Here’s how the company described it in the 8-K it filed on Monday:

“Mr. Fitzgerald has agreed to devote no less than 80% of his business time, attention and energies to the performance of his duties as Chief Executive Officer of the Corporation. This reflects an increase from 60% in the Original Agreement.”

The change seems straightforward enough: a 33% increase in his time commitment. If you’ve been reading SEC filings (or this blog) long enough, you know what’s next: a raise. In this case, Fitzgerald is seeing his salary rise to $600,000 from $426,000. By our math, that’s a 41% raise.

Put another way, if a normal workweek is 40 hours, Fitzgerald has just agreed to work 32 hours a week, or 6 hours 24 minutes a day Monday through Friday, up from 24 hours a week (or 4 hours 48 minutes a weekday). So for the additional eight hours a week, he’s getting $174,000 a year — or $418.27 an hour for the additional time. Overall, his pay has gone to $361 an hour from $341 an hour.

Now, Ascent Media is a bit a of a strange company. It was spun off in 2008 from Discovery Holding Company (now aka Discovery Communications (DISCA)), and was primarily in the business of providing services to the film and television industry. But last year, the company shed big chunks of that business line for cash, and in December, bought Monitronics, which Ascent describes in its 10-K as “a leading national security alarm monitoring company.”

Clearly, Ascent is emphasizing the “holding company” theme over the whole core-competency thing. Meantime, John Malone, chairman and impressario of Liberty Media, controls about about 30% of Ascent Media’s voting power, primarily through its thinly traded B shares (ASCMB). And Malone’s companies aren’t exactly guilty of doing things the way everyone else does just because it’s conventional — especially when it comes to pay.
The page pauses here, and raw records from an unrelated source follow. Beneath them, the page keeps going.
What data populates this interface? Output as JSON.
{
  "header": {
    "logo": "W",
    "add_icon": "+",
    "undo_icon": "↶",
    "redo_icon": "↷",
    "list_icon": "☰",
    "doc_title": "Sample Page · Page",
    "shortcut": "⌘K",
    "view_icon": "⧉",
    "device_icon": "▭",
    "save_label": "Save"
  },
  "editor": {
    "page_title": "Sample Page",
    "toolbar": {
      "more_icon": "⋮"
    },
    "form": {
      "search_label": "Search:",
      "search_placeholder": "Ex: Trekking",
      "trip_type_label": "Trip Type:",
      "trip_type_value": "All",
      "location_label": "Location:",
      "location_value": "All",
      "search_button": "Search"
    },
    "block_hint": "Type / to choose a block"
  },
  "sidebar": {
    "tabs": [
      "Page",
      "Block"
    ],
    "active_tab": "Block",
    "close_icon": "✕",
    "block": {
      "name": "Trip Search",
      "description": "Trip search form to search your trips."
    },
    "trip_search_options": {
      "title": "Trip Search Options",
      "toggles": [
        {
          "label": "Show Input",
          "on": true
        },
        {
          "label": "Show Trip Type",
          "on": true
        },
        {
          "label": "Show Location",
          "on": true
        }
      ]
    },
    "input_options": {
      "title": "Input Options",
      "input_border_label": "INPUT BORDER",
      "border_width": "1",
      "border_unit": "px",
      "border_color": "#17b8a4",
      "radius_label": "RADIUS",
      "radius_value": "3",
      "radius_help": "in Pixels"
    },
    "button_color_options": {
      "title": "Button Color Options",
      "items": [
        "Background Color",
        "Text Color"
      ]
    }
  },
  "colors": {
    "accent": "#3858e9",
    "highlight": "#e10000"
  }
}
See, for example, our posts on IAC in December and on Malone’s own company-paid tax bill in 2008.

For what it’s worth, Ascent’s proxy indicates that, in addition to Fitzgerald’s role as director, chairman and CEO of Ascent, he’s also been a senior vice-president of Liberty Media since mid-2000, and has served on the board of Expedia, a company headed by former Malone partner Barry Diller.

All of which suggests that, maybe, the rest of Ascent Media’s Monday 8-K shouldn’t be too surprising either: a pay cut for Ascent General Counsel William E. Niles.

Niles’ new contract is for five years (replacing a pact set to expire in August) and pegs his base salary at $491,000 a year — but that figure drops to $400,000 as of August 31, or sooner if he moves to the Denver area before then. (Ascent is based in nearby Englewood, Colorado.) The reduction would also affect his target bonus, which is set at 50% of salary.

Not quite making up for the impending pay cut: $75,000 in reimbursement “for reasonable and customary expenses” related to the move, a sum that includes gross-ups for his taxes.

So there you have it: A CEO getting paid a fair bit more for putting in a few hours more into his part-time job, and a general counsel getting paid less for moving closer to his employer’s headquarters, all at a media company that just dropped a chunk of change to buy an alarm-monitoring outfit.

It’s quite possible that there’s more going on here than meets the eye. One of the drawbacks of seeing the world through SEC filings is that companies can fall woefully short when it comes to explaining just why they’re doing what they do.

At least we have all day to piece this stuff together. Pity the poor retail investor trying to make sense of it on the side.